Vindo da burguesia russa, Elsa Triolet, nascida Ella Yurevna Kagan, aprendeu francês aos seis anos. Em 1910, ela conheceu o poeta Maiakovski, que a apresentou à poesia, mas se casou com sua irmã Lyli.

Durante seus estudos de arquitetura, frequentou os círculos artísticos de Moscovo. Para escapar das duras condições de vida da muito jovem União Soviética, ela trocou seu país natal pela França em 1918, onde se casou com o oficial André Triolet, e que deixou em 1921.

Morando em Londres e Berlim, foi na boémia distrito de Montparnasse, onde ela finalmente se estabeleceu em meados dos anos vinte.

Em 1928, ela conheceu Louis Aragon: começou então uma das histórias de amor mais famosas do mundo literário francês.

Uma musa inspirada em seu Pigmalião, Elsa Triolet esteve na origem dos famosos Olhos de Elsa de Aragon, com quem se casou em 1939.

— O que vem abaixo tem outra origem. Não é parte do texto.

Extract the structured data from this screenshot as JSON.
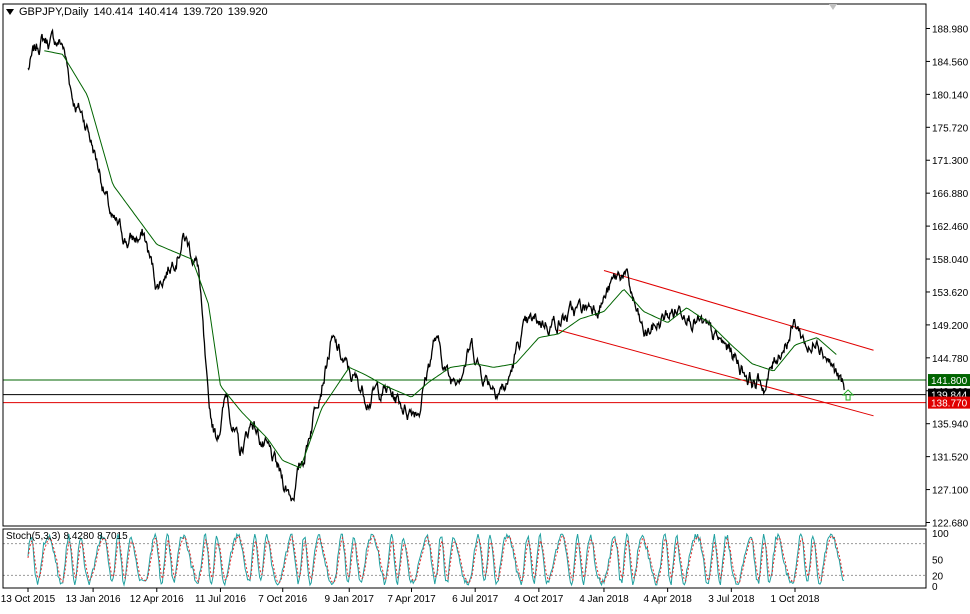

Combatente da resistência durante a Segunda Guerra Mundial, participou da criação do Comitê Nacional de Escritores, e fará campanha ao lado de seu marido surrealista pelo comunismo.

Em 1945, seu romance Le Premier Accc custou duzentos francos e lhe rendeu o Prêmio Goncourt. A experiência da resistência fortaleceu a sua vontade de escrever, sem a qual, como ela própria admite, nunca teria sobrevivido.

Ao morrer, em 1970, Aragon, que lhe sobreviveu, legou todos os seus documentos (manuscritos, cartas, etc.) ao CNRS. Ela permanece até hoje, mais por seu papel de musa do que de escritora, uma figura de destaque na literatura francesa do século XX.